Ranking movements Legend: ██ Increase in ranking ██ Decrease in ranking ( ) = First-place votes
Week
Poll: Pre; 1; 2; 3; 4; 5; 6; 7; 8; 9; 10; 11; 12; 13; 14; Final
AP: 22; 21; 16; 17; 10; 8; 7; 5; 3 (3); 3 (2); 2 (2); 2 (12); 2 (13); 2 (23); 1 (36); 1 (56)
Coaches: 23; 20; 15; 14; 11; 8; 7; 5 (1); 3 (3); 2 (4); 2 (4); 2 (6); 2 (4); 2 (10); 2 (24); 1 (56)
Harris: Not released; 7; 5; 3 (6); 2 (10); 2 (7); 2 (35); 2 (31); 2 (42); 1 (75); Not released
BCS: Not released; 4; 1; 2; 2; 2; 2; 1; 1; Not released

==NFL draft==
1st Round, 1st Overall Pick by the Carolina Panthers—Jr.
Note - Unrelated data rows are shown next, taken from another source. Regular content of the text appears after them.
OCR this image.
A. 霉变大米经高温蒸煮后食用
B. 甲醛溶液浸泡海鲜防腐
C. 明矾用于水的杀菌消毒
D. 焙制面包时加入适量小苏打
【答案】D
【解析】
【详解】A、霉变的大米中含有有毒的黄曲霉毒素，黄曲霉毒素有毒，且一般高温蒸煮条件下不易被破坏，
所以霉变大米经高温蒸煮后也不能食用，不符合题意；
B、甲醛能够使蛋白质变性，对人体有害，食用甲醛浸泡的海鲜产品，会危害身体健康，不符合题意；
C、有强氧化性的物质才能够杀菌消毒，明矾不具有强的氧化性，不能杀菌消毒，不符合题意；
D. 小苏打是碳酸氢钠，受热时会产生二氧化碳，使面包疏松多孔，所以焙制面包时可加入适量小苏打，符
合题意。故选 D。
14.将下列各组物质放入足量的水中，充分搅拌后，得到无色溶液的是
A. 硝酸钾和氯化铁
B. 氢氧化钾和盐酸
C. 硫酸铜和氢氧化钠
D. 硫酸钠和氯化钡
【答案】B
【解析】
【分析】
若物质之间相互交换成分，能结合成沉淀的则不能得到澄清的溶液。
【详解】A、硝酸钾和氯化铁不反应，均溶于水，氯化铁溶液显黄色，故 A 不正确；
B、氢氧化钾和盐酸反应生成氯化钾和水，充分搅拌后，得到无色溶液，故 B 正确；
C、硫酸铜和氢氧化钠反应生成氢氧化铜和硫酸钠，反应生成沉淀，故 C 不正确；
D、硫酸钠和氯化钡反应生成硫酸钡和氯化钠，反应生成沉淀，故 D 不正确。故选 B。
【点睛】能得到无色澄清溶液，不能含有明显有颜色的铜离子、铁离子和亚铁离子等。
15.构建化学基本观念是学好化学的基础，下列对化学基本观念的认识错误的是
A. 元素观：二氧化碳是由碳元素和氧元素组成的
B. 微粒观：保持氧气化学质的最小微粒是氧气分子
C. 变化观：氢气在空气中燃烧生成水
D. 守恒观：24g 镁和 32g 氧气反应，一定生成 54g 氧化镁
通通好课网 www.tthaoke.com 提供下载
QB Cam Newton

1st Round, 13th Overall Pick by the Detroit Lions—Jr. DT Nick Fairley

7th Round, 212th Overall Pick by the Tennessee Titans—Sr. DT Zach Clayton

7th Round, 244th Overall Pick by the Carolina Panthers—Sr. OT Lee Ziemba

Undrafted Free Agents:
- Darvin Adams, WR, Carolina Panthers
- Mike Berry, OL New England Patriots
- Mike Blanc, DL, San Diego Chargers
- Josh Bynes, LB, Baltimore Ravens
- Wes Byrum, K, Seattle Seahawks
- Zac Etheridge, S, Oakland Raiders
- Mario Fannin, RB, Denver Broncos
- Ryan Pugh, OL, Carolina Panthers

==Notes==
- The Tigers finished the season on top of the conference in scoring offense (42.7 points per game), rushing offense (287.2 yards per game) and total offense (497.7 yards per game). Auburn also led the conference in pass efficiency (174 of 261 passes, 6 interceptions, 66.7%, 29 touchdowns), third-down conversions (77 of 145, 53.1%) and first downs (316 or 24.3 per game).